Does Yosef take the message to heart? He regains preferential treatment, this time in the house of Potiphar, which accords him both honor and privilege. For a man of entitlement and self-absorption, Eishet Potiphar sets a perfect trap. Faced with a choice between exercising his power – “Do I not deserve her?” – and the will of a moral God, Yosef conquers his ego and refuses her.
In portraying Eishet Potiphar's futile attempt, the Torah sets up a truly fantastic parallel:
Just as the brother's tear away Yosef's cloak, Potiphar's wife rips off his clothes. Whereas the first gash signaled the beginning of Yosef's great fall, the second ushers in a noble return.
After twelve years of incarceration, he changes out of his prison clothes (41:14) and presents himself to Pharoah. Once more, Yosef wins preferential treatment, this time in the eyes of Pharoah himself.
Yosef's most challenging moment soon follows. Yet again, Yosef stands before his brothers in exceptional clothes and a position of power. The very siblings who destroyed his colored coat appear before a Yosef re-dressed. This time, however, Yosef does not flaunt his garments or the status they represent; he reverts to classic Breishit model, concealing his identity with his clothing (see 42:7). Indeed, he moves past that precedent. In the ultimate act of Tshuva, he provides the brothers with a highly symbolic reconciliation gift:
כב לְכֻלָּם נָתַן לָאִישׁ, חֲלִפוֹת שְׂמָלֹת. | 22 To all of them he gave each man changes of raiment |
Ultimately, Yosef uses his power not to set himself apart, but to weave each member of Bnei Yisrael their own Kitonet Pasim.
QuickNotes for the Shabbos Table
-Clothing is a major theme in the Yosef stories-A change of clothing consistently means a gain in status, losing his clothing means a step down
-The Ketonet Pasim symbolizes his early flaws; the brothers tear and reject that part of him.
-Chumash contrasts the brother’s removal of his clothing with Eishet Potiphar’s tearing of his cloak: this time he makes the right set of choices
-When his brothers appear in Egypt, it's a Ketonet Pasim story all over again: this time instead oflaunting his power, he conceals himelf.
-In fact he learns to use his status for good, when he provides his brothers with their own sets of fine garments.
-Potential Message: How to deal with the special talents and abilities each of us have.

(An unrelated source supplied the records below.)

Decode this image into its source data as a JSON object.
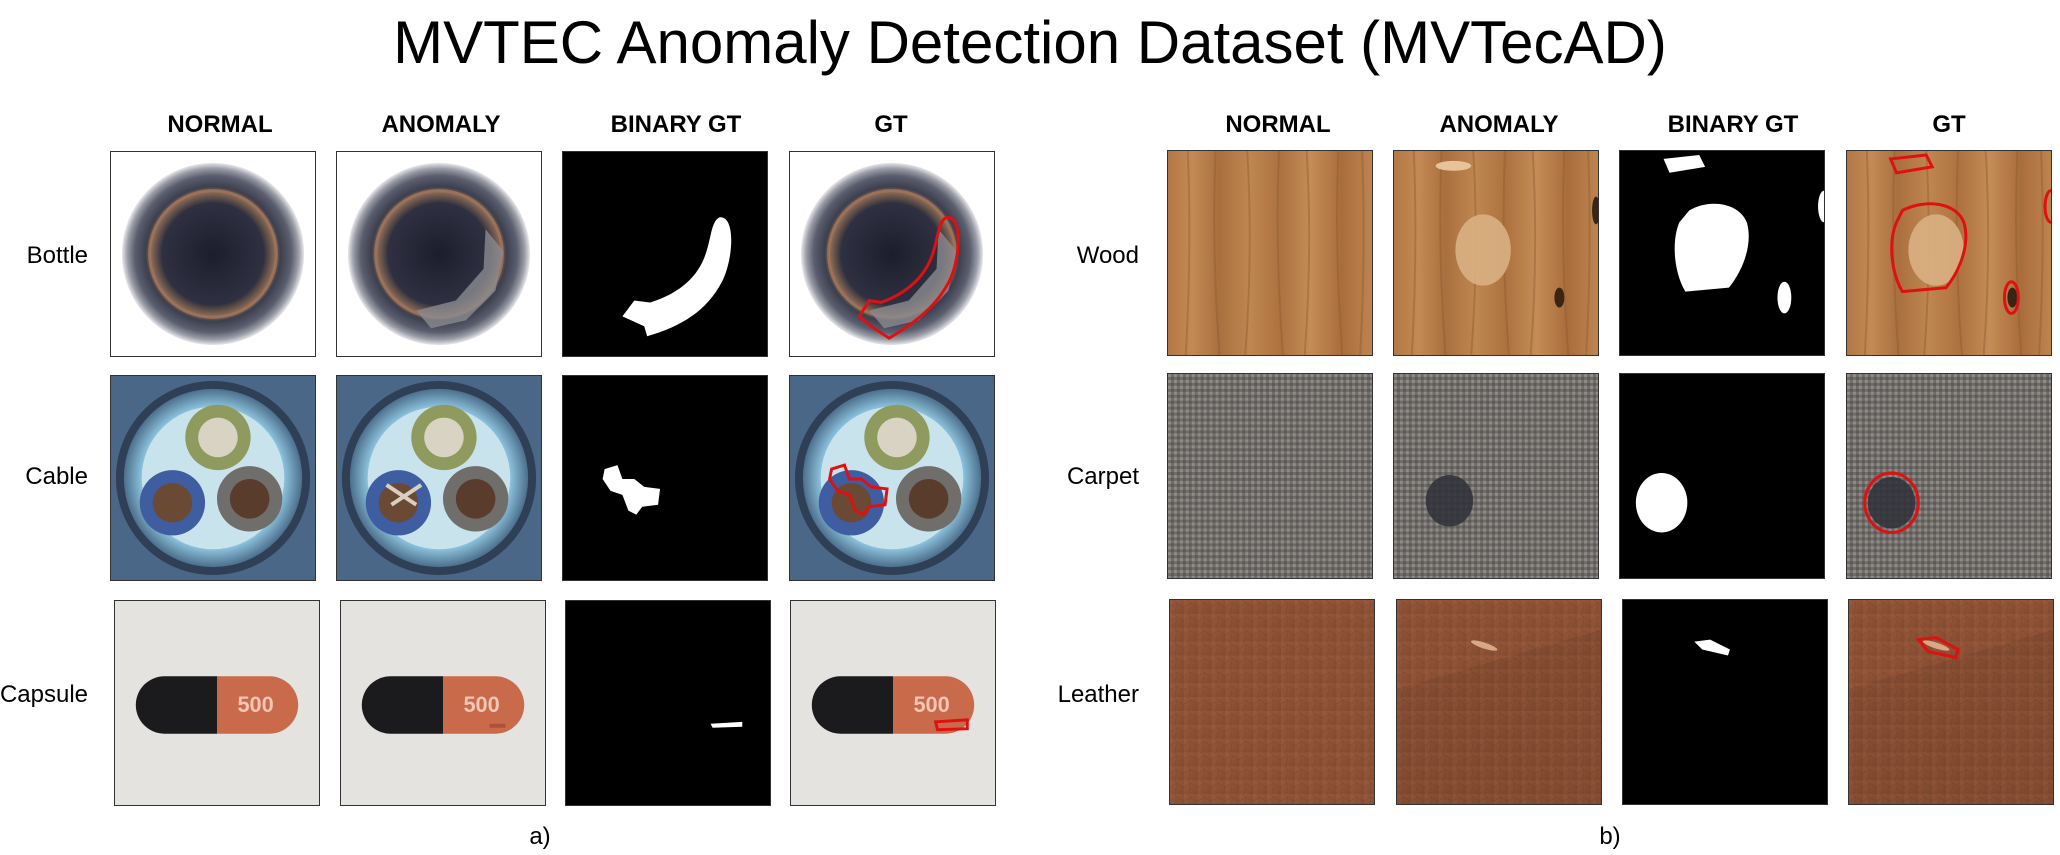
{
  "title": "MVTEC Anomaly Detection Dataset (MVTecAD)",
  "panel_a": {
    "columns": [
      "NORMAL",
      "ANOMALY",
      "BINARY GT",
      "GT"
    ],
    "rows": [
      "Bottle",
      "Cable",
      "Capsule"
    ],
    "caption": "a)"
  },
  "panel_b": {
    "columns": [
      "NORMAL",
      "ANOMALY",
      "BINARY GT",
      "GT"
    ],
    "rows": [
      "Wood",
      "Carpet",
      "Leather"
    ],
    "caption": "b)"
  },
  "capsule_print": "500",
  "colors": {
    "outline": "#e01010",
    "mask": "#ffffff",
    "mask_bg": "#000000"
  }
}
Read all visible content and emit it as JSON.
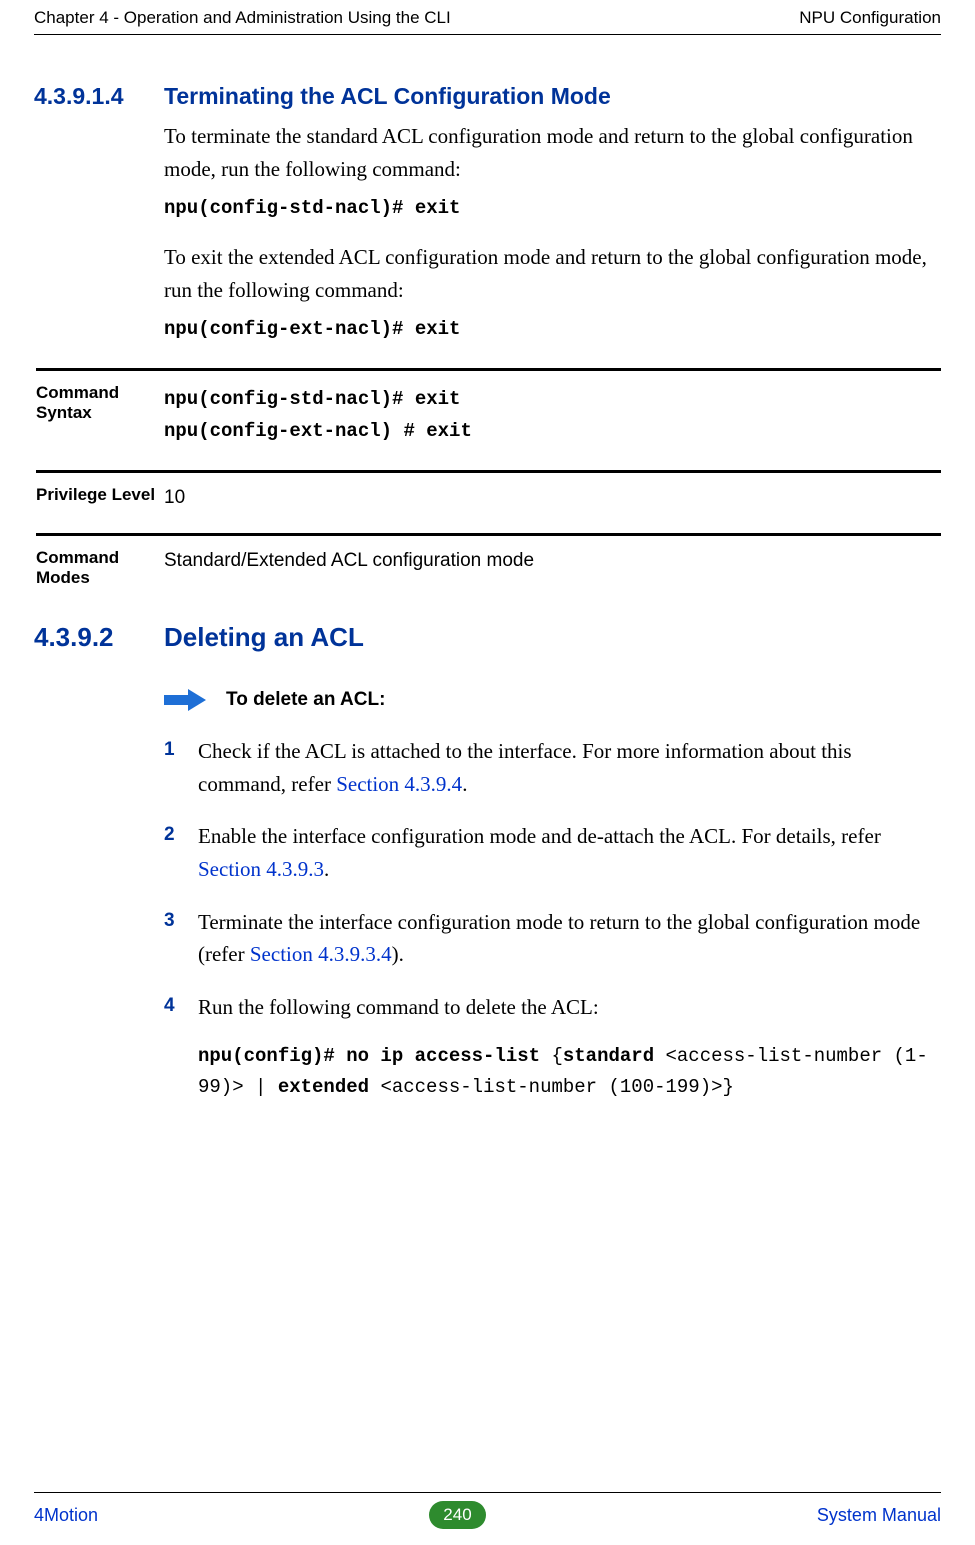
{
  "header": {
    "left": "Chapter 4 - Operation and Administration Using the CLI",
    "right": "NPU Configuration"
  },
  "sec1": {
    "num": "4.3.9.1.4",
    "title": "Terminating the ACL Configuration Mode",
    "p1": "To terminate the standard ACL configuration mode and return to the global configuration mode, run the following command:",
    "cmd1": "npu(config-std-nacl)# exit",
    "p2": "To exit the extended ACL configuration mode and return to the global configuration mode, run the following command:",
    "cmd2": "npu(config-ext-nacl)# exit"
  },
  "info": {
    "rows": [
      {
        "label": "Command Syntax",
        "mono": [
          "npu(config-std-nacl)# exit",
          "npu(config-ext-nacl) # exit"
        ]
      },
      {
        "label": "Privilege Level",
        "text": "10"
      },
      {
        "label": "Command Modes",
        "text": "Standard/Extended ACL configuration mode"
      }
    ]
  },
  "sec2": {
    "num": "4.3.9.2",
    "title": "Deleting an ACL",
    "procTitle": "To delete an ACL:",
    "steps": [
      {
        "num": "1",
        "pre": "Check if the ACL is attached to the interface. For more information about this command, refer ",
        "link": "Section 4.3.9.4",
        "post": "."
      },
      {
        "num": "2",
        "pre": "Enable the interface configuration mode and de-attach the ACL. For details, refer ",
        "link": "Section 4.3.9.3",
        "post": "."
      },
      {
        "num": "3",
        "pre": "Terminate the interface configuration mode to return to the global configuration mode (refer ",
        "link": "Section 4.3.9.3.4",
        "post": ")."
      },
      {
        "num": "4",
        "pre": "Run the following command to delete the ACL:",
        "link": "",
        "post": ""
      }
    ],
    "finalCmd": {
      "b1": "npu(config)# no ip access-list ",
      "t1": "{",
      "b2": "standard",
      "t2": " <access-list-number (1-99)> | ",
      "b3": "extended",
      "t3": " <access-list-number (100-199)>}"
    }
  },
  "footer": {
    "left": "4Motion",
    "page": "240",
    "right": "System Manual"
  }
}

Are they for our own self-aggrandizement, or should we realize the added responsibilities they confer on us? Should we use them to set ourselves apart, or to raise everyone up with us? Note the fine line between tzaddik and rasha: both have the exact same skills, its just a question of how we use them.
1 comment:
I love this.
I particularly like the idea that his concealing himself within his clothing (as king) and theoretically the whole instance where he now has a beard contrasts with the flamboyant initial kesones pasim.
The only question I have is- it's Jacob who gives Joseph the kesones pasim; it's not as though he went and made it for himself. If these traits were his own and his own fault, shouldn't it be the latter? Perhaps it is Jacob who inculcates them in him- just as he gives him the garment.